Die Asociación Mutual Israelita Argentina (Amia, jüdisch-argentinisches Sozialwerk) war 1940 als Wohlfahrts- und Kulturvereinigung gegründet worden. Das siebenstöckige Gebäude in der Calle Pasteur 600, das durch die Autobombe völlig zerstört wurde, beherbergte nicht nur die größte jüdische Bibliothek Lateinamerikas und die drittgrößte jiddischsprachige Büchersammlung der Welt, sondern auch unersetzliche Dokumente über die jüdische Einwanderung nach Argentinien sowie über deutsche Nazis, die sich am Rio de la Plata niedergelassen hatten.

Bei Razzien im Zusammenhang mit den jüngsten Verhaftungen der Unteroffiziere wurden große Mengen Waffen und Sprengstoff aus Armeebeständen gefunden, die die Militärs aus ihren Kasernen abgezweigt haben sollen. Mindestens zwei der Verhafteten haben auch in der Vergangenheit schon gerne mit dem Feuer gespielt: Sie waren aus dem Militärdienst entlassen worden, nachdem sie sich im Dezember 1990 am Putschversuch des rechtsextremen Mohamed Ali Seineldin beteiligt hatten.

Noch ein weiterer ehemaliger Putschist sollte festgenommen werden: Emilio Morello, 1987 an einem Militäraufstand unter Aldo Rico beteiligt und heute Parlamentsabgeordneter für Ricos rechtsradikale Modin-Partei. Morello genießt als Parlamentarier jedoch bisher Immunität.

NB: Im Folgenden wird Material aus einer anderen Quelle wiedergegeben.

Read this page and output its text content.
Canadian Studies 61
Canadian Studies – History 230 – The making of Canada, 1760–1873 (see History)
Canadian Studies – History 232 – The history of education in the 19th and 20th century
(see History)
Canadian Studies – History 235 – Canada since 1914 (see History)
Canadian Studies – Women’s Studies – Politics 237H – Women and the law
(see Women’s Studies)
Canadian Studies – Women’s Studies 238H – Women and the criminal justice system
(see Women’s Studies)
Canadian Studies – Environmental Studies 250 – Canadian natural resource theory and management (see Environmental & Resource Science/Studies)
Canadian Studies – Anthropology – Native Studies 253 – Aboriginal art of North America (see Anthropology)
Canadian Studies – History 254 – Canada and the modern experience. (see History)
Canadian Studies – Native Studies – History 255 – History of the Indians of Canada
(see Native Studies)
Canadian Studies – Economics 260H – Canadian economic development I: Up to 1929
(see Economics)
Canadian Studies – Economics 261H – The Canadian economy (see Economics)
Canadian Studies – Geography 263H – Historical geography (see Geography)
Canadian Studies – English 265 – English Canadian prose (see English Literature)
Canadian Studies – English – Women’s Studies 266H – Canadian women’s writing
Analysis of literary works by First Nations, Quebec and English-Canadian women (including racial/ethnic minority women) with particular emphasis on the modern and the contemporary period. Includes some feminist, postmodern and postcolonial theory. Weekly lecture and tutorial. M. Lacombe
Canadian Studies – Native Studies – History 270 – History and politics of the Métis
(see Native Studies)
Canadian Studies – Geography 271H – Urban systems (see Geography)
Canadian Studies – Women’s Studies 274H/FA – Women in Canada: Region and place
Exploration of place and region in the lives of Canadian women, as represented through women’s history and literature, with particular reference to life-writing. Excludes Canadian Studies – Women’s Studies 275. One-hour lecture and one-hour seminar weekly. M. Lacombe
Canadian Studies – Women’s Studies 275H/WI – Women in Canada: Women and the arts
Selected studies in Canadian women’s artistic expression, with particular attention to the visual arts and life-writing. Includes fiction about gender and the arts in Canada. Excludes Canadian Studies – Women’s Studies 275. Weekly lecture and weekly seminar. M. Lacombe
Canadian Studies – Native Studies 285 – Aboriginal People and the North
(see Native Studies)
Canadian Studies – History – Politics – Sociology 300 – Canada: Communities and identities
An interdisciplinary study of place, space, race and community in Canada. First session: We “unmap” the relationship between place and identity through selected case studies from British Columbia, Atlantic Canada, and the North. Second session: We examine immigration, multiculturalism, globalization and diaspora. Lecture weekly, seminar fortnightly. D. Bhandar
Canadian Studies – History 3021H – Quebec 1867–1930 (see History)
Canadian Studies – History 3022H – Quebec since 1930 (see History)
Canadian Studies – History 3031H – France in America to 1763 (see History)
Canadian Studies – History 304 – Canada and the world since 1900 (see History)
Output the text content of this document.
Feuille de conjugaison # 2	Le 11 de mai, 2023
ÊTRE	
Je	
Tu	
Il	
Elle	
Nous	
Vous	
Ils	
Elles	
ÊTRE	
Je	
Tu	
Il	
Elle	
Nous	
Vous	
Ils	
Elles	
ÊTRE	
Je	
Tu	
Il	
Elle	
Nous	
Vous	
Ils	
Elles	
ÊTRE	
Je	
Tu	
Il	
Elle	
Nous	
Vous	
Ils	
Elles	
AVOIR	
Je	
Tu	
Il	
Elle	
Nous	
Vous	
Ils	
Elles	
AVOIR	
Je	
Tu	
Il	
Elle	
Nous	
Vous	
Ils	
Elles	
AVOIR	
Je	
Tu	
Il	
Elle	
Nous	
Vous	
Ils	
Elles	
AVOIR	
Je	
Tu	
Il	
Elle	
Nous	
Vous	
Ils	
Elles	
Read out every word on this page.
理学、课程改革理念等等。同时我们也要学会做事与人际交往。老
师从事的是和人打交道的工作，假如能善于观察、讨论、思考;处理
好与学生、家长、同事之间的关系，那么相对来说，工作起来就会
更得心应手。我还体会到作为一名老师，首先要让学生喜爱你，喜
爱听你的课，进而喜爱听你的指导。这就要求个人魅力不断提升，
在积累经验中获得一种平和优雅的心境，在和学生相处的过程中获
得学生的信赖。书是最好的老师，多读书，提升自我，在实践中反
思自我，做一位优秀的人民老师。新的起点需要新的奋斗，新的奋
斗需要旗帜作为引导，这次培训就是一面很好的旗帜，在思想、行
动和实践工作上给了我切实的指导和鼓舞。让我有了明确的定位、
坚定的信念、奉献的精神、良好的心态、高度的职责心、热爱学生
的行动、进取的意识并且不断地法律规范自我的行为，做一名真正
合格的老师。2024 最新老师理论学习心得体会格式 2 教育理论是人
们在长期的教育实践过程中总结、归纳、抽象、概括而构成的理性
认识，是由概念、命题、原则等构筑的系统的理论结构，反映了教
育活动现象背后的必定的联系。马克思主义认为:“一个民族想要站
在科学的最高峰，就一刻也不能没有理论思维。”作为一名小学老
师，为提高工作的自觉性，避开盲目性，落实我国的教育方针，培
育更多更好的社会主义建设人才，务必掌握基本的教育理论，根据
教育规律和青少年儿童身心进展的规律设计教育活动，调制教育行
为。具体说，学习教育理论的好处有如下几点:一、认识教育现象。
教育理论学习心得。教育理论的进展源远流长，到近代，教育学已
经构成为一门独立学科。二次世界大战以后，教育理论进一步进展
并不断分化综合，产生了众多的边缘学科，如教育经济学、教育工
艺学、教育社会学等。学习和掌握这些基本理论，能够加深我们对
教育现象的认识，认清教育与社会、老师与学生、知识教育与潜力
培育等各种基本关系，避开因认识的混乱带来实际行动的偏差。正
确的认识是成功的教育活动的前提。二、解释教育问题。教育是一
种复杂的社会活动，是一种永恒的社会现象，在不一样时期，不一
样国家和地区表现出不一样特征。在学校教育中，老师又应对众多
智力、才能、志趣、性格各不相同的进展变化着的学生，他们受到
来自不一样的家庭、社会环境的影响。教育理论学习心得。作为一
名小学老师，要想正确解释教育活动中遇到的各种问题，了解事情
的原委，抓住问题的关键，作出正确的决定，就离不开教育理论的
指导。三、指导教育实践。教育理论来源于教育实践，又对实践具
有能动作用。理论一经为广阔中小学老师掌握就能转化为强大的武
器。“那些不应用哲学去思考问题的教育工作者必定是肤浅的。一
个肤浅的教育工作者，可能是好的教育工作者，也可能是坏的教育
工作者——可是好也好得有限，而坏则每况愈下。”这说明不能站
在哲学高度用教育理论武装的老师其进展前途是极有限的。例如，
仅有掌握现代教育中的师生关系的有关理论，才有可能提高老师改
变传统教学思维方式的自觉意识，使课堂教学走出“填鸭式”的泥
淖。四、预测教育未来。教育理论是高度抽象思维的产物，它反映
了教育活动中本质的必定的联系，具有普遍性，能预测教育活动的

Die Verhaftungen überraschen nicht nur vor dem Hintergrund, daß die Ermittlungen im Zusammenhang mit dem Attentat auf Amia eineinhalb Jahre lang ergebnislos verlaufen waren. Auch der Anschlag auf die israelische Botschaft, bei dem im März 1992 ebenfalls durch eine Autobombe 29 Menschen getötet und 300 verletzt worden waren, gilt bis heute als unaufgeklärt. Vor allem aber hatte sich die argentinische Regierung in beiden Fällen sehr eindeutig dahingehend geäußert, daß die Täter im Ausland, im Nahen Osten, zu suchen seien. Die Anschläge wurden als „Sabotage im israelisch-palästinensischen Friedensprozeß“ bezeichnet oder als Rache für die argentinische Beteiligung am Golfkrieg. Damals hatte Präsident Carlos Menem die US-Streitkräfte mit der Entsendung eines Kriegsschiffes unterstützt.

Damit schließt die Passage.